Background technique
Benzene, toluene and dimethylbenzene are the important basic organic chemical industry raw materials of social development, its own or pass through reproduction
Multiple product chain can be derived, product is widely used in the numerous areas such as polyester, chemical fibre, rubber, medicine and fine chemistry industry, state
Interior consumption figure reaches up to ten million tons, has great influence to the national economic development.Benzene is a kind of basic petrochemical material of multipurpose, can
To produce numerous products, including ethyl benzene/styrene, cumene/phenol etc. derived from it.Paraxylene is mainly for the manufacture of right
Phthalic acid gathers cruel fiber such as producing by terephthalic acid (TPA) (PTA) or diethyl terephthalate (DMT) intermediate
Polyethylene terephthalate (PET), resin and film.These three types of aromatic hydrocarbons are typical light aromatics, are abbreviated as BTX.Mesh
The production of preceding domestic and international BTX depends on non-renewable fossil resource, such as can be by a catalyst by petroleum by adding
The technical process such as hydrogen, reformation, aromatic hydrocarbons conversion and separation obtain.But fossil resource reserves are limited and non-renewable, so that with
Petroleum is that the cost that main refining raw material produces aromatic hydrocarbons is more shown in surging.In addition, continually developing for fossil resource is a large amount of using generating
Greenhouse gas emission, caused a series of environmental problems are on the rise, therefore develop from renewable resource route and produce aromatic hydrocarbons
Significant and application value.
The plant that nature is widely present is a kind of typical renewable resource, belongs to one kind of biomass.Global biology
The annual yield of matter is about 200,000,000,000 tons, and rich reserves are from a wealth of sources, cheap and easy to get.From reproducible biomass resource
It is prepared with the extensive concern that widely applied aromatic hydrocarbon product causes scientific circles and industry.
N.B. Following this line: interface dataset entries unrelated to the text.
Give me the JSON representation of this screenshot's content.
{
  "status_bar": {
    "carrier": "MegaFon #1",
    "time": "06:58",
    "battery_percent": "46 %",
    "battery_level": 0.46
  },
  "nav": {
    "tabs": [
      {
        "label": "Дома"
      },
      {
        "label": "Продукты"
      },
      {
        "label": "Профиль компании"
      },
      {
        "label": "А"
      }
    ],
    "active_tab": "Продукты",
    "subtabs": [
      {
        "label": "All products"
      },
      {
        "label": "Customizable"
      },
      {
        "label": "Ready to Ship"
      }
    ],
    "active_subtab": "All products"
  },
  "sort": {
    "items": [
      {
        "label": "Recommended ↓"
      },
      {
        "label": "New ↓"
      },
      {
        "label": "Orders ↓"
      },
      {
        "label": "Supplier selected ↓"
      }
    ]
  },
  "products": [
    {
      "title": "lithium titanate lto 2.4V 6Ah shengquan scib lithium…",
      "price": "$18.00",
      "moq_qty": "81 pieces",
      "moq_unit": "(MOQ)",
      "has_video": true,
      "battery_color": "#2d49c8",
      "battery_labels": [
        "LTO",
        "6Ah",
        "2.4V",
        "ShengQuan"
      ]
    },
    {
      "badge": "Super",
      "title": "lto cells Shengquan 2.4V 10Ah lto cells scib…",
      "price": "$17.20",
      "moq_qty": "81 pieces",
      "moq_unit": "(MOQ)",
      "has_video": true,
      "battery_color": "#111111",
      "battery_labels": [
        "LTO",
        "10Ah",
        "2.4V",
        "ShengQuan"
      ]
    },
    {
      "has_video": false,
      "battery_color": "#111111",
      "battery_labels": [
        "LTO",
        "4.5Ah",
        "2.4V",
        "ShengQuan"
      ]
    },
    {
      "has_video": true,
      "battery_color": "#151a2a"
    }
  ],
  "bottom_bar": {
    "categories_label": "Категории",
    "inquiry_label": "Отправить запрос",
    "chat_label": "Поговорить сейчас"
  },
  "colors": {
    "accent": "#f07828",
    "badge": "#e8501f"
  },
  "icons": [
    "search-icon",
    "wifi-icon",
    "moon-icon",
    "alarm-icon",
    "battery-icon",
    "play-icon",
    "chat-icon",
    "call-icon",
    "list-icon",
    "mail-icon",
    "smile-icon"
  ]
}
In recent years, biological legal system aromatic hydrocarbons is studied by global more research institutions, makes some progress.It removes
Outside fermentative routes, the route with certain development prospect has 4: biomass is through synthesis gas aromatisation again;Fast pyrogenation aromatic hydrocarbons;
Biomass sugar platform is through catalytic cracking aromatic hydrocarbons;Biomass-based isobutanol aromatisation etc..Below to certain economy
Technology is analyzed.
Anellotech company develops the Biomassto Aromatic of the catalytic pyrolysis aromatic hydrocarbons of lignocellulosicTMWork
Skill [Katherine Bourzac.From biomass to chemicals in one step.MIT Technology
Review, 2010-03-29.], and be dedicated to pushing it against industrialized production.The technique is with non-grain biomass such as plant straw
Stalk, culled wood etc. are raw material, by catalysis fast pyrolysis technology aromatic hydrocarbons, have built up demonstration experimental provision in 2011.CFP skill
Art will be ground to powder after biomass material drying at 600 DEG C, mixes with powdery ZSM-5 catalyst and is sent into high temperature circulation fluidisation
In bed reactor, it is sufficiently mixed and is heated in the form of air whirl, raw material powder is partially converted into aromatic hydrocarbons through catalytic pyrolysis, together
When catalyst coking and deactivation, light aromatics (US20090227823) can be obtained in separating catalyst and purified product later.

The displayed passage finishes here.